A manhã de hoje foi habitual para o povo palestino que vive um massacre todos os dias. Mas não foi habitual para o jovem Sajed Muzher, que tinha apenas 18 anos. Ao tentar socorrer uma das três pessoas feridas pelos fuzis do exército acabou sendo atingido por um tiro no abdômen e não resistiu. A tristeza tomou conta do campo de refugiados, pois ele era uma das pessoas que se dedicavam justamente a diminuir a dor do massacre para aquela comunidade.
Sajed era membro da FPLP, a Frente Popular pela Libertação da Palestina, uma entre várias organizações que se mobilizam para acabar com a punição coletiva a esse povo que sofre um verdadeiro genocídio da quarta maior potência militar do mundo há mais de 70 anos. Assassinar um socorrista realizando atendimento a vítimas é reconhecido pela ONU como um crime de guerra. Um entre tantos que Israel comete todos os dias. Nenhum veículo internacional, exceto a Al Jazeera, publicou uma linha sequer sobre o assassinato até o momento dessa publicação, que foi feita a partir de fotos e vídeos de moradores do próprio campo e de apoiadores da causa palestina que vivem no local.

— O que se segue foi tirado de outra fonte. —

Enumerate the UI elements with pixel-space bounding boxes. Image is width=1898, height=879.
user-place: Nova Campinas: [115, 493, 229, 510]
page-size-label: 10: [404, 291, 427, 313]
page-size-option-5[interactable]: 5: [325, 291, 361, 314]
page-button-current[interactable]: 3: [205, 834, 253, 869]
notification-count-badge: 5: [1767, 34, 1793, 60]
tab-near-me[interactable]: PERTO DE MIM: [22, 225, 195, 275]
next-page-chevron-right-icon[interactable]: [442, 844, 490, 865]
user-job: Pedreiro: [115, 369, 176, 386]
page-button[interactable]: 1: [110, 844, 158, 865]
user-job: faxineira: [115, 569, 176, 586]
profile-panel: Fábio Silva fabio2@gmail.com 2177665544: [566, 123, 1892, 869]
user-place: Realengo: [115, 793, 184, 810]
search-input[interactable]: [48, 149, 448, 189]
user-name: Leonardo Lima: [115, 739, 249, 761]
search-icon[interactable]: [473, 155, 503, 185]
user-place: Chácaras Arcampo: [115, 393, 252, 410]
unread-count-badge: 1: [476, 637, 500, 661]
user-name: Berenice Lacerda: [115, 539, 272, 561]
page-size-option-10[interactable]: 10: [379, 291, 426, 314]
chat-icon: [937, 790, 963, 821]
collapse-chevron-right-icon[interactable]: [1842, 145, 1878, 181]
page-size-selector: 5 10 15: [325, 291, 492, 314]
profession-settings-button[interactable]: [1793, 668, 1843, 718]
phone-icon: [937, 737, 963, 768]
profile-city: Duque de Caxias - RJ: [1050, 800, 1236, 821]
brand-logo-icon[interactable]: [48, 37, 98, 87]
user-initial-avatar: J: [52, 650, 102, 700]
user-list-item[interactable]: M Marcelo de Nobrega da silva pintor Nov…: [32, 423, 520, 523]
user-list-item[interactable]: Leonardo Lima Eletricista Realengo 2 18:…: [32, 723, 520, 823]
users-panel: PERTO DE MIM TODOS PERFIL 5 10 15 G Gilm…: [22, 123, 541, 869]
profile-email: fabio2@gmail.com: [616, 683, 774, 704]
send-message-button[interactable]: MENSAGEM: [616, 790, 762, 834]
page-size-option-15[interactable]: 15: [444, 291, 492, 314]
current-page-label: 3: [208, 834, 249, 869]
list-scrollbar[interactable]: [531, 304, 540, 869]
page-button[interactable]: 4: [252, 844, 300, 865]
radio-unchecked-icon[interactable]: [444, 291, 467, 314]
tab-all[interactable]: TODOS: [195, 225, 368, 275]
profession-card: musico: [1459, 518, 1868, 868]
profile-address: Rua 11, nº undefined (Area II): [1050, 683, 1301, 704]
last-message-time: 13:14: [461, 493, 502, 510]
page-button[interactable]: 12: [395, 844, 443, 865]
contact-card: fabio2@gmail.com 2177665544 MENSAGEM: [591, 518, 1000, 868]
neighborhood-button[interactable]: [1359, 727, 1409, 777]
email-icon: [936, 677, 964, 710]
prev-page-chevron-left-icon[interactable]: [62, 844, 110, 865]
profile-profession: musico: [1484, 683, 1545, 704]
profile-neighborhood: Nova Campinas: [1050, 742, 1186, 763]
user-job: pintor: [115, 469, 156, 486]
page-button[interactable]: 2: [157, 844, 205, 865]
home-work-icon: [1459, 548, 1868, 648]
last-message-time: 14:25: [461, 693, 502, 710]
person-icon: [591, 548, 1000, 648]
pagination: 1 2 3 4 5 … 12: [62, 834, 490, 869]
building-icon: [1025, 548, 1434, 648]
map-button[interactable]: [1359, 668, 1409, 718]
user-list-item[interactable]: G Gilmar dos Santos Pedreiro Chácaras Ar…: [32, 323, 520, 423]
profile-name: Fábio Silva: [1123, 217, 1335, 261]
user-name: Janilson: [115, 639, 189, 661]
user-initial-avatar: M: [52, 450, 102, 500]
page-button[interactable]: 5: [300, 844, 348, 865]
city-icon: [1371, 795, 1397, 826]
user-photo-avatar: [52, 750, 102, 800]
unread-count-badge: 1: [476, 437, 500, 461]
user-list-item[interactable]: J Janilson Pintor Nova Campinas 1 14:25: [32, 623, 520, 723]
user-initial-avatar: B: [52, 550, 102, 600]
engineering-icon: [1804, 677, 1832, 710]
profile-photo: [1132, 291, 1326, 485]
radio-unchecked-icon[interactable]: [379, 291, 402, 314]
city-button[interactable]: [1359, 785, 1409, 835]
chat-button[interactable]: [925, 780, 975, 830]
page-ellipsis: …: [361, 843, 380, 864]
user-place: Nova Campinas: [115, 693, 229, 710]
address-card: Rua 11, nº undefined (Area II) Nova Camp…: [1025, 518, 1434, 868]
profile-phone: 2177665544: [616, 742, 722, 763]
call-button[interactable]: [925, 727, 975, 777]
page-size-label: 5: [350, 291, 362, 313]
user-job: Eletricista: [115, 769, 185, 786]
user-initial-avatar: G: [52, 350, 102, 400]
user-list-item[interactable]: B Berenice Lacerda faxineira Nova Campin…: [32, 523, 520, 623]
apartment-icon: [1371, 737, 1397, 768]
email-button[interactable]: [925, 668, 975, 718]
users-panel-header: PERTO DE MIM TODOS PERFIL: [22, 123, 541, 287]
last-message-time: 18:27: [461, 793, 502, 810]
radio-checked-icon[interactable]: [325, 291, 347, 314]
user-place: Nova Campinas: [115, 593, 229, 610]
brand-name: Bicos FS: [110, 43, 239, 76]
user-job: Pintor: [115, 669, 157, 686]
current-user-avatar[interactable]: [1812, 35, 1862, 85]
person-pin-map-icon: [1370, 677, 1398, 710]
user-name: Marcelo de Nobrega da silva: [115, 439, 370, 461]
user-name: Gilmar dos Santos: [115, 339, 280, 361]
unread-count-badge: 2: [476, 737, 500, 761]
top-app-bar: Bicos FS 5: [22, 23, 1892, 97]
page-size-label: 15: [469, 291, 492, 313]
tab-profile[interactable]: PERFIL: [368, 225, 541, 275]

Nos próximos dias acontecerão as eleições em Israel, e o cenário é de um agravamento do massacre ao povo palestino. Um crescimento considerável da extrema-direita, com a Ministra da Justiça enaltecendo o fascismo, o candidato general enaltecendo os bombardeios à Faixa de Gaza e o atual primeiro-ministro Netanyahu intensificando os ataques ao povo palestino demonstram que não virão tempos fáceis à frente. Para agravar ainda mais a situação, Donald Trump alega que elaborou junto com seu genro um “Plano do Século” para acabar com o “conflito” e que o apresentará às autoridades israelenses após as eleições.
A resistência palestina é heroica e inspiradora, mas depende da solidariedade internacional e da mobilização para pressionar Israel a acabar com o massacre. Em todo o mundo são realizadas ações que estimulam o boicote a Israel e pressão nos governos de outros países por desinvestimentos e sanções, inspiradas nas ações que conseguiram derrotar o regime do apartheid na África do Sul no século passado.
* Thiago Ávila é socioambientalista e membro da IV Internacional. Ele esteve durante os meses de fevereiro e março nos território palestinos gravando um documentário junto com Sabrina Fernandes para o canal Tese Onze do Youtube.